Military Prosecutor’s Office reopens files on communist crimes
The Military Prosecutor’s Office reopens several files related to the crimes committed during the communist regime, after Bucharest Military Court of Appeal decided on Wednesday to abide by the ordinance issued by Romania Prosecutor General Tiberiu Ni?u last week, which ordered that several investigations on the death of some Romanian dissidents, including the one of famous Gheorghe Ursu, should be reopened.
Ursu case mainly targets to the investigation of the former secret police officer Marin Pârvulescu, allegedly guilty of the dissident’s death. Andrei Ursu, the son of the famous dissident, went on hunger strike after several courts abandoned a criminal prosecution against Ursu’s alleged murderers. No later than Friday, Andrei Ursu said he had interrupted hunger strike after Prosecutor General’ s ordinance that quashed all decisions of dropping charges in his father’ case so far, thus allowing the reopening of more criminal files within “The Communism Trial”.
Dinu Zamfirescu, honorary president of the Institute for the Investigation of Communist Crimes and the Memory of the Romanian Exile said “coevals should feel a little bit what those time meant for us”. “Everything is possible provided for the political will, for CNSAS is holding evidence, criminal files, informative notes on that. There are 25 kilometers of files at CNSAS (the National Council for Studying Securitate Archives).
Gheorghe Ursu’s famous story
Gheorghe Ursu was a Romanian construction engineer, poet, diarist and dissident. A left-wing activist and avant-garde intellectual who joined the Romanian Communist Party as a youth, he was soon after disillusioned with the communist regime, and became one of its most outspoken critics. For most of his life, Gheorghe Ursu was active in cultural circles, and maintained contacts with literary and artistic figures.
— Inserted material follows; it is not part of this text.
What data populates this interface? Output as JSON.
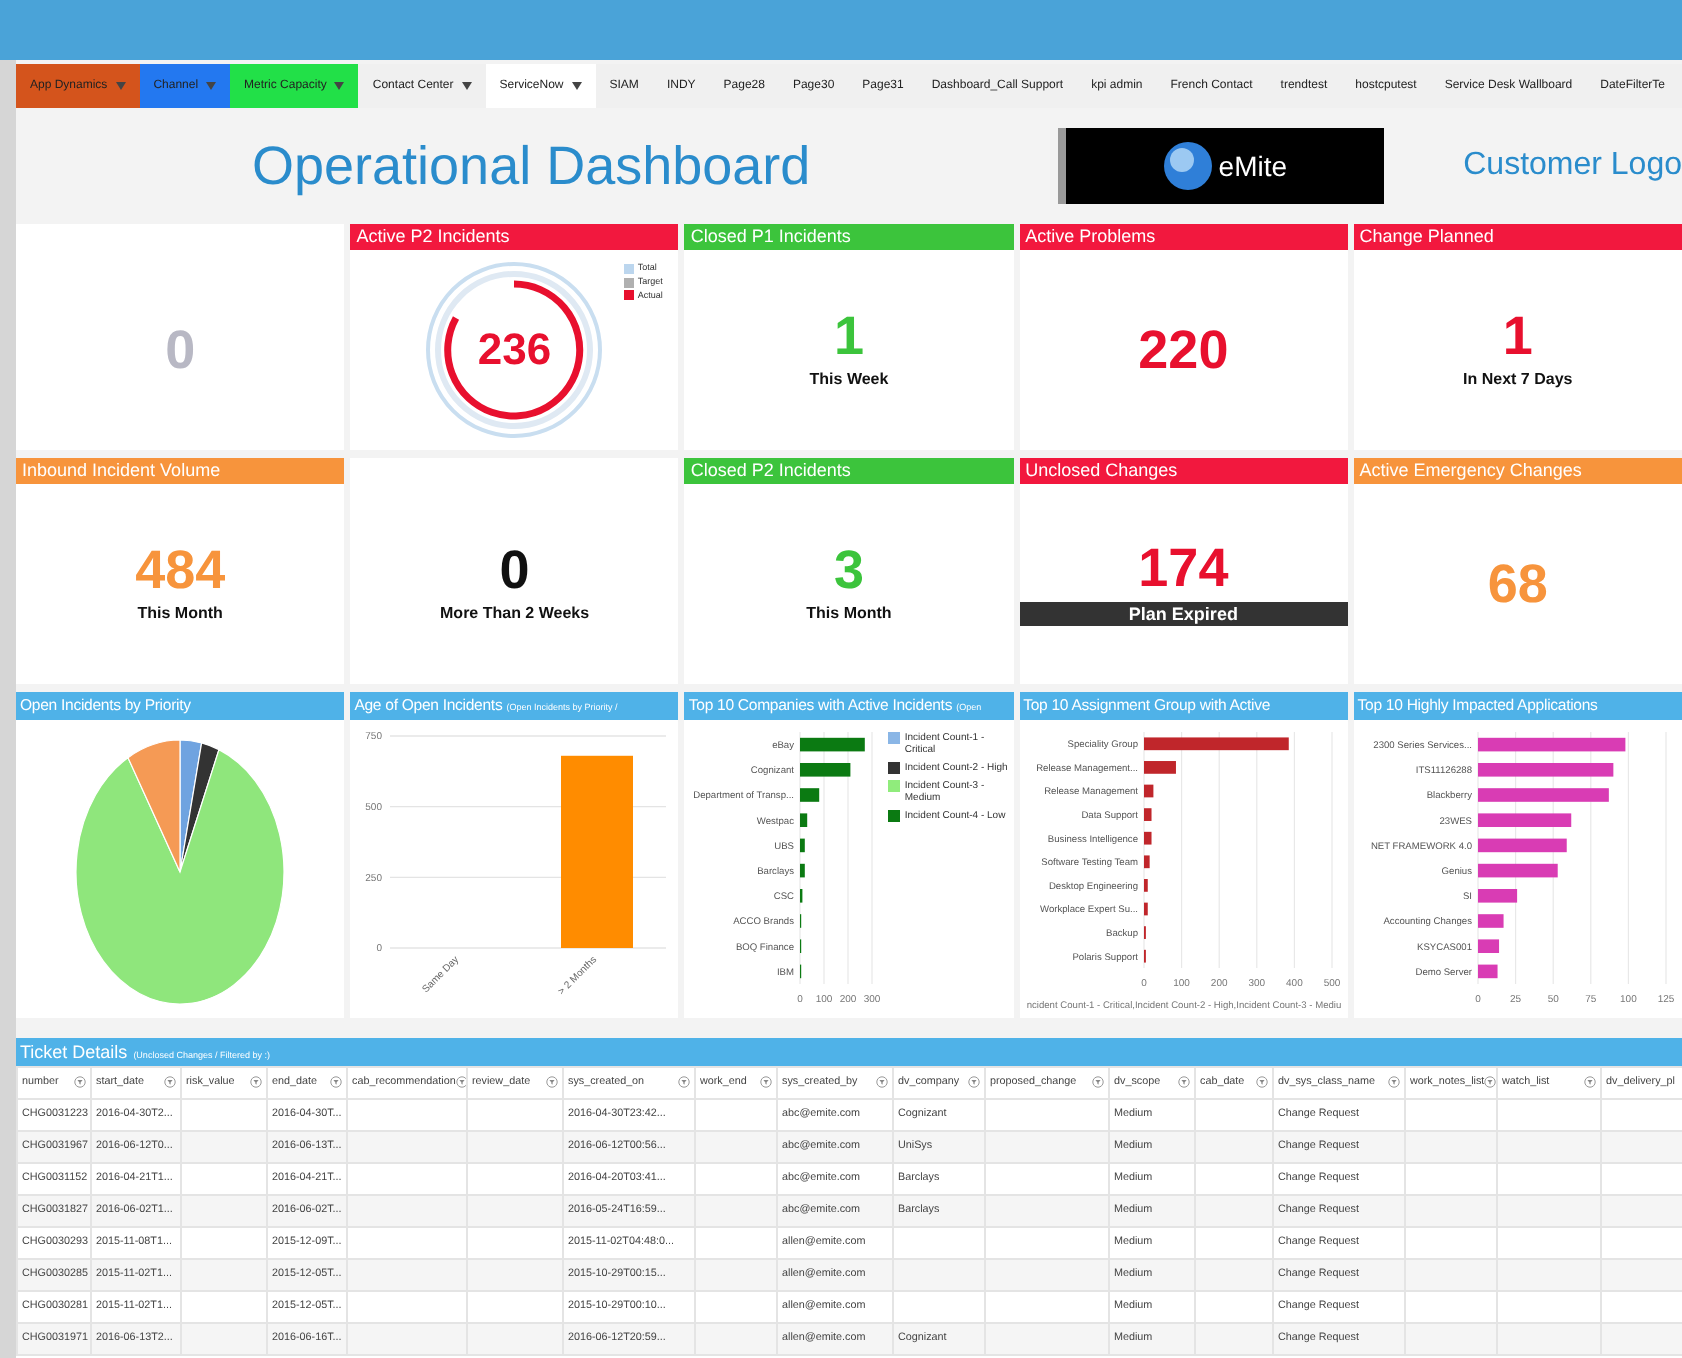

Ursu publicly denounced the policies of Nicolae Ceau?escu, and was kept under surveillance during the 1960s by the country’s secret police—the Securitate. A journal in which he recorded his thoughts and opinions was the subject of a denunciation, which eventually led to his arrest in 1984. He was beaten to death on November 1985, while in the custody of the Securitate.
Ursu’s death was a matter of international scandal and, after the Romanian, the subject of an inquiry. Much controversy arose over the new authorities’ alleged procrastination, before two former officers were sentenced for his murder. A third one was jailed for confiscating his diary, most of which remains lost.